The Swingle Singers released their albums Jazz Sebastian Bach and Bach"s Greatest Hits in 1963. Swingle disbanded the original Swingle Singers in 1973.
He moved to London and formed an English group, which variously had the names Swingle II and the New Swingle Singers. With the new group, he expanded the earlier group"s repertoire to include classical and avant-garde works along with the scat and jazz vocal arrangements.
In 1984, Swingle returned to live in America.

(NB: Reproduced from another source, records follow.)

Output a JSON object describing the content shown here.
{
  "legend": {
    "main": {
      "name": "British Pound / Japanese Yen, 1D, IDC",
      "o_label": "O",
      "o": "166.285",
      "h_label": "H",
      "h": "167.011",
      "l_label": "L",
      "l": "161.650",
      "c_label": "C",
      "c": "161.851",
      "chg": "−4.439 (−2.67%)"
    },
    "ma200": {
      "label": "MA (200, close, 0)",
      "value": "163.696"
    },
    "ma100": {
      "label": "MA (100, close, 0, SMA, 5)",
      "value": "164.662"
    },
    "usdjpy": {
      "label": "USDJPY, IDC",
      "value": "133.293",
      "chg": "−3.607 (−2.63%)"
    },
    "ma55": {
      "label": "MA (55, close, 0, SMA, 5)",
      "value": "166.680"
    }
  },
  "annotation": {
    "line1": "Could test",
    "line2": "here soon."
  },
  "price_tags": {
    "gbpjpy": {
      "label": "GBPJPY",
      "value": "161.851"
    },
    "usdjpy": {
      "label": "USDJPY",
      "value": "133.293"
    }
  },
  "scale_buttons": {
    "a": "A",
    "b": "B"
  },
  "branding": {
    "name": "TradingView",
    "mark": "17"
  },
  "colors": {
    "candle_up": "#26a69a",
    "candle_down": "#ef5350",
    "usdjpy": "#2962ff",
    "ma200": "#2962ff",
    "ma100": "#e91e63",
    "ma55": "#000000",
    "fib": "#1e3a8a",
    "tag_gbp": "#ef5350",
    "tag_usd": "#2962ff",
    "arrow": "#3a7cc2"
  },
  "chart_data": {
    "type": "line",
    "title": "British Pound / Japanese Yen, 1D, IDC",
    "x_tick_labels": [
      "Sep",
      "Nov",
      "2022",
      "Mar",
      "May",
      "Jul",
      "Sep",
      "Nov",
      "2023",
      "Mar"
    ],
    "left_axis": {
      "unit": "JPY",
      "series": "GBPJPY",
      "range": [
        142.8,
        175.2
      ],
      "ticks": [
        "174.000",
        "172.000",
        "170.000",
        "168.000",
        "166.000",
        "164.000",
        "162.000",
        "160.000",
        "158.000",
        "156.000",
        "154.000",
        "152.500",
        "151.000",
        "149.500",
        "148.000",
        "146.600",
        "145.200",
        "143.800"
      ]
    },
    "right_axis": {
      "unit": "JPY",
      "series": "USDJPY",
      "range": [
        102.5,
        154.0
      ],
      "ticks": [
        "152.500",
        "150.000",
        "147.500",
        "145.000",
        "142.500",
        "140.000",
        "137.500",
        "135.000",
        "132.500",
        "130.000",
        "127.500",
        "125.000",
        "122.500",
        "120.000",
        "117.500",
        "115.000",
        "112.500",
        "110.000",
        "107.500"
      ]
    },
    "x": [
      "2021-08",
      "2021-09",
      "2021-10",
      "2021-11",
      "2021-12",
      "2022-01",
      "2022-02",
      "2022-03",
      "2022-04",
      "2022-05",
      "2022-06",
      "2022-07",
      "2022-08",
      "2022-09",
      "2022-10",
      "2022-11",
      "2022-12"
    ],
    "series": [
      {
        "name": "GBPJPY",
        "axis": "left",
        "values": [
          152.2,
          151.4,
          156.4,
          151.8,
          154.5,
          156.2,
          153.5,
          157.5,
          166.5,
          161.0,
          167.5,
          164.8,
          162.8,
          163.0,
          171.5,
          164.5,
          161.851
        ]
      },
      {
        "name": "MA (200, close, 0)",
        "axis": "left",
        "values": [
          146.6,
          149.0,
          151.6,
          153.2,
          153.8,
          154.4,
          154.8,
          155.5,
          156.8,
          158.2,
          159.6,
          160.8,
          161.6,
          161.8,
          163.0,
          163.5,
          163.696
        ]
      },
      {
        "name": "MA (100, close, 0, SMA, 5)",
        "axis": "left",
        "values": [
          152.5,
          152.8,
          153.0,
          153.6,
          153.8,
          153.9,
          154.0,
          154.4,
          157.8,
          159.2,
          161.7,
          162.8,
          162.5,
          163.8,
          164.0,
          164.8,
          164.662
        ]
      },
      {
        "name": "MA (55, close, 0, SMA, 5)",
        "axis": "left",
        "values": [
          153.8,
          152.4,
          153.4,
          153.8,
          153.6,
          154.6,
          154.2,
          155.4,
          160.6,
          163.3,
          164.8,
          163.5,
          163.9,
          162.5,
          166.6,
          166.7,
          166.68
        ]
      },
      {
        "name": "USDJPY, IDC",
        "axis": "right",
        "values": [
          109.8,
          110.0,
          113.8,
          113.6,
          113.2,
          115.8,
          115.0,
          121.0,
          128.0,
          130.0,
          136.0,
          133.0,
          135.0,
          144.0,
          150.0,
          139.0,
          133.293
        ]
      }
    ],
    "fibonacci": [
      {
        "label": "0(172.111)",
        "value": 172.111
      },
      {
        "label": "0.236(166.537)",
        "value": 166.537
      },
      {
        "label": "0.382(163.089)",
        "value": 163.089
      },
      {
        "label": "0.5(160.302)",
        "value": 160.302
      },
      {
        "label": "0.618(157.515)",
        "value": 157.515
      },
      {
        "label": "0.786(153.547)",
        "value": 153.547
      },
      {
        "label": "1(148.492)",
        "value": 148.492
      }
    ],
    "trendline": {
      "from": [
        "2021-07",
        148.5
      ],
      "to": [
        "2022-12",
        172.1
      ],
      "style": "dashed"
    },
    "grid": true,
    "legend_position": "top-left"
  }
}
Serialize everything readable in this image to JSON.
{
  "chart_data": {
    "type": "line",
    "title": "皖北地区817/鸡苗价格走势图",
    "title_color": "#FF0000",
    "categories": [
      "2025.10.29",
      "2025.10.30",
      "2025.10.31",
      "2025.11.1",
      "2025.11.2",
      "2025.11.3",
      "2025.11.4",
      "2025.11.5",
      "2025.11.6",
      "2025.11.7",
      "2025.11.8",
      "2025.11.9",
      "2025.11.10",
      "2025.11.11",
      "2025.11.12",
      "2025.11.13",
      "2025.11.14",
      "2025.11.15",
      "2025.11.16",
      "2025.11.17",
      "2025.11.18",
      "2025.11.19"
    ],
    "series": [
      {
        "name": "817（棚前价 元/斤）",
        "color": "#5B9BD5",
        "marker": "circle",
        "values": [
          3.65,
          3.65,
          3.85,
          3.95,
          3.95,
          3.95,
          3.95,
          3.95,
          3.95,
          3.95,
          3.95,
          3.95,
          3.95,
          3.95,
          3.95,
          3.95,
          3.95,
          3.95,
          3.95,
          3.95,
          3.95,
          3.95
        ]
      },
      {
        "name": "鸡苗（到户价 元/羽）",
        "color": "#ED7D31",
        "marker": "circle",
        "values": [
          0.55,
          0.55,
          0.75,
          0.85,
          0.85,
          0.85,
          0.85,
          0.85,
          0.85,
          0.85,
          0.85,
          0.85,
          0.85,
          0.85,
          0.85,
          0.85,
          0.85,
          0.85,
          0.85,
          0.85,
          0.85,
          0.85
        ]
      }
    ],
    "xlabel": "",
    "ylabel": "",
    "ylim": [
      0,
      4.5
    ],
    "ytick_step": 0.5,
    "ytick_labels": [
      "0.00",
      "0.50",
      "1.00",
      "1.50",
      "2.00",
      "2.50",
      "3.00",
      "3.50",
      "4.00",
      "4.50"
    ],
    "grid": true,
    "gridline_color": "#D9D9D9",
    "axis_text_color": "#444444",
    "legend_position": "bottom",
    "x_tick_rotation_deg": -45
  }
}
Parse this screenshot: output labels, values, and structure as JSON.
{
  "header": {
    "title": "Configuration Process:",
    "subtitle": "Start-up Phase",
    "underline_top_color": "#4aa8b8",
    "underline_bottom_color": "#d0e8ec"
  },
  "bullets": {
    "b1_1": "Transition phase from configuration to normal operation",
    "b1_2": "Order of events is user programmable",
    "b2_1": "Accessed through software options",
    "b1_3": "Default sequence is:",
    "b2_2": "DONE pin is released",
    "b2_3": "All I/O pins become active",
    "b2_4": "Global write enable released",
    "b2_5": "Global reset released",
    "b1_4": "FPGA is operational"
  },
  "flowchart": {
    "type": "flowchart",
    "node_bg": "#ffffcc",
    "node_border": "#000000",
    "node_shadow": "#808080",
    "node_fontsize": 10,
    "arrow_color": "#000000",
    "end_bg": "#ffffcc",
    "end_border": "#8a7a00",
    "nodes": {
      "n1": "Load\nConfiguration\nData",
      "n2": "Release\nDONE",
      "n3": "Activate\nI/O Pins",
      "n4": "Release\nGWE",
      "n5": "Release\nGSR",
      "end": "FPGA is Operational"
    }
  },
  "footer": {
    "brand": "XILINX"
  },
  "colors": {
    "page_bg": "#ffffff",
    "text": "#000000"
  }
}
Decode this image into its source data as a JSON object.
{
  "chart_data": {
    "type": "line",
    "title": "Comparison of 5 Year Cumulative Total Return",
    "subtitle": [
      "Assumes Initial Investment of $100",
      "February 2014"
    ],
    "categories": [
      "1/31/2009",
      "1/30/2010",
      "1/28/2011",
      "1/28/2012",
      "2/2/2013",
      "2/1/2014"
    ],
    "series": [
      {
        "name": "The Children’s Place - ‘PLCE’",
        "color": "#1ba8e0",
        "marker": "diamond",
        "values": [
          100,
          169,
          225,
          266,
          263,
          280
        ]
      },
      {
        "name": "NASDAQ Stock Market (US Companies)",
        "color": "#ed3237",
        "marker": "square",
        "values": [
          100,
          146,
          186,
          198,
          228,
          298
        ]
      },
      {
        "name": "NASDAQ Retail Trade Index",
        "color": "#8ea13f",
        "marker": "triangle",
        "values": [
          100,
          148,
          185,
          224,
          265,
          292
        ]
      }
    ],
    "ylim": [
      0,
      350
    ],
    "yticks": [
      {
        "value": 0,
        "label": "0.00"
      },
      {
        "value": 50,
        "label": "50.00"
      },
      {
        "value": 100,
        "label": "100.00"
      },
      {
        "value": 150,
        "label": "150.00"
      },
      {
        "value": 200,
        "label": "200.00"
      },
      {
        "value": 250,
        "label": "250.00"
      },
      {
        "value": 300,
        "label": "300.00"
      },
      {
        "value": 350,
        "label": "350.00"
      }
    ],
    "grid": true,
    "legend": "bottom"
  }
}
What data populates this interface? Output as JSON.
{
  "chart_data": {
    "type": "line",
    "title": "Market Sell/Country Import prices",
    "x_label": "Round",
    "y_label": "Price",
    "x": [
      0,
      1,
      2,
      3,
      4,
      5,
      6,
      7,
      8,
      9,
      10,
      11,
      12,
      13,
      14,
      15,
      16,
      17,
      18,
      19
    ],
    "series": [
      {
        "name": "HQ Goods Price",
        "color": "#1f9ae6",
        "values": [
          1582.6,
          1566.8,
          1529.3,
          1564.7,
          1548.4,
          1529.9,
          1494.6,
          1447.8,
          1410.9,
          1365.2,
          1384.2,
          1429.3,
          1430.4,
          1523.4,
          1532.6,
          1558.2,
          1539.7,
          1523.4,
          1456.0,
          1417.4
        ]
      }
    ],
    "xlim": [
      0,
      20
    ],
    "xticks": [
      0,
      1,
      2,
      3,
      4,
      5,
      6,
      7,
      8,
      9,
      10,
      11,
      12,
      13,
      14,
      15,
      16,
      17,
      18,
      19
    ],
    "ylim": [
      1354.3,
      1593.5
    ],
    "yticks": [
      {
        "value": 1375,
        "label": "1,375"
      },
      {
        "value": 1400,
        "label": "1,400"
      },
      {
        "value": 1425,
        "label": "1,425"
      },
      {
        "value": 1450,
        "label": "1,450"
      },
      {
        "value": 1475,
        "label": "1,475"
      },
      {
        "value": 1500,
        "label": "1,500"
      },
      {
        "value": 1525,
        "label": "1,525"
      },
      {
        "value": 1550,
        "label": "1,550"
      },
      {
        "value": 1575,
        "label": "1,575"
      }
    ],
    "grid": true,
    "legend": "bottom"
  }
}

Though he remained musical advisor for his London-based group, he devoted most of his time to workshops, guest conducting and the dissemination of his printed arrangements through his publishing company, Swingle Music. His pioneering ideas in new choral techniques produced invitations to conduct the Stockholm and Netherlands Chamber Choirs, the Dale Warland Singers, the Sydney Philharmonia Motet Choir, the British Broadcasting Corporation Northern Singers and the Music Educators National Conference National Honors Choir at Kennedy Center. In the 2000s he gave a long series of workshops and seminars at universities in both Europe and North America.
In 1997 he wrote an autobiography and treatise entitled Swingle Singing, in which he defined "Swingle Singing" techniques with illustrations from his arrangements and compositions.
Swingle died in Eastbourne, England, on 19 January 2015.
Membership
In 1959, he was a founding member of Les Double Six of Paris, which specialised in scat singing of jazz standards.